During his military career, he held many command and staff appointments such as Platoon Commander, Company Commander, General Staff Officer III, Staff Officer II – Admin, Second in Command, Commanding Officer of 7th & 8th Battalions of Sri Lanka Sinha Regiment, Staff officer I Admin, General Staff officer I, Brigade Commander, Contingent Commander United Nation Peace Keeping Operation Battalion of Sri Lanka Sinha Regiment in Haiti, Area Commander, General Officer Commanding, Commandant – Infantry Training Centre – Minneriya, Director General - Operations & Security at Office of the Chief of Defence Staff, General Officer Commanding 52 Division. In 2019 he was appointed Commander Security Forces - Central and Colonel Commandant of the Military Intelligence Corps.

He was also the Exercise Director for the joint Tri-service Mega Field Training Exercise (FTX), "Exercise - Cormorant Strike X - 2019" held in September 2019 across the island.

Waduge has completed a number of overseas and local military courses such as Battalion Support Weapon Course at Infantry Training Centre – Minneriya, Young Officers Course in India, Junior Command Course in Bangladesh, Basic Laws of Armed Conflict Course in Malaysia, Multinational Forces Standard Operation Procedure Course in Thailand, Asian Regional Forum (ARF) Peace Keeping Experts Programme in China, Senior Command Course at the Army War College, Mhow and Defense & Strategic Studies Course at the PLA National Defence University.

== Role during Humanitarian Operations ==
Laksiri Waduge played a key role in the Humanitarian Operations which took place during the last phase of the Sri Lankan Civil War. He served as the Deputy General Officer Commanding, 59 Division during the Sri Lanka Army offensive in the Wanni region.

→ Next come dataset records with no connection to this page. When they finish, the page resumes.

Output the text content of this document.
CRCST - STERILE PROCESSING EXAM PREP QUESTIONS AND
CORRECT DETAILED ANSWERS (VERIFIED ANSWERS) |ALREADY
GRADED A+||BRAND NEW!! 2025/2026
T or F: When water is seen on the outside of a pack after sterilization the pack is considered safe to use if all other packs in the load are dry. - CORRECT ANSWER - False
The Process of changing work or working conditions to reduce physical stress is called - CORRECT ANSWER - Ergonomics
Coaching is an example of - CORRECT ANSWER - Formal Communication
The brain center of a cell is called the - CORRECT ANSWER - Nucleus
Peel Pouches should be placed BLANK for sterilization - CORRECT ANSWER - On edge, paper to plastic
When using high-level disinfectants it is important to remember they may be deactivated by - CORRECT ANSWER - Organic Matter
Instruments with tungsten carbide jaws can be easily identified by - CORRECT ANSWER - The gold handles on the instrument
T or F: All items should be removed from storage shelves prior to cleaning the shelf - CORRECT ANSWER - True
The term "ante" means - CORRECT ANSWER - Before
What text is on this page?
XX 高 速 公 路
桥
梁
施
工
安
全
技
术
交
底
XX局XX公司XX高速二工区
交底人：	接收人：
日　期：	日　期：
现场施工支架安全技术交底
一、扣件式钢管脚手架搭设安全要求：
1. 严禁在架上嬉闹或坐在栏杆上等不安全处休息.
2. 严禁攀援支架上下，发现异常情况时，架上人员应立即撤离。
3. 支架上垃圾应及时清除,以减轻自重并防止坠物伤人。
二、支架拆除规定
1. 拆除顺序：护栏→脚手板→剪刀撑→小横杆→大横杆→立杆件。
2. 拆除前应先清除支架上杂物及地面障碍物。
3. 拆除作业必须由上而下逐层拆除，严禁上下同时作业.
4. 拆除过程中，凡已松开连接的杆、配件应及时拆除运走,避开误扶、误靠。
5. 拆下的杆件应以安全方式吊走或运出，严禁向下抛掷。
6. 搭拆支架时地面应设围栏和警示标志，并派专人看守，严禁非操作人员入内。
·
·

The 59 Division was tasked with fighting its way to recapture the rebel strongholds of Mullaitivu from the Welioya sector. The division captured much of the district of Mullaitivu, the major Liberation Tigers of Tamil Eelam(LTTE) One Four base and finally the town of Mullaitivu during the Mullaitivu Battle in early 2009. The significance of his role in the 2009 war was acknowledged in an article in the Nation which named him with other top military figures as being instrumental in winning the war.

== Military awards and decorations ==
His military awards and decorations includes the Rana Wickrama Padakkama, the Rana Sura Padakkama for his gallantry and exceptional valour in battle field and the Vishishta Seva Vibhushanaya and the Uttama Seva Padakkama for his exceptionally conduct and distinguished service. He has also been awarded Desha Putra Sammanaya, Eastern Humanitarian Operations Medal, Northern Humanitarian Operations Medal, Purna Bhumi Padakkama, North and East Operations Medal, Riviresa Campaign Services Medal, 50th Independence Anniversary Commemoration Medal, Sri Lanka Army 50th Anniversary Medal, Sri Lanka Armed Services Long Service Medal, Sewabhimani Padakkama, Sewa Padakkama, Videsha Seva Padakkama, United Nations Stabilisation Mission in Haiti Medal.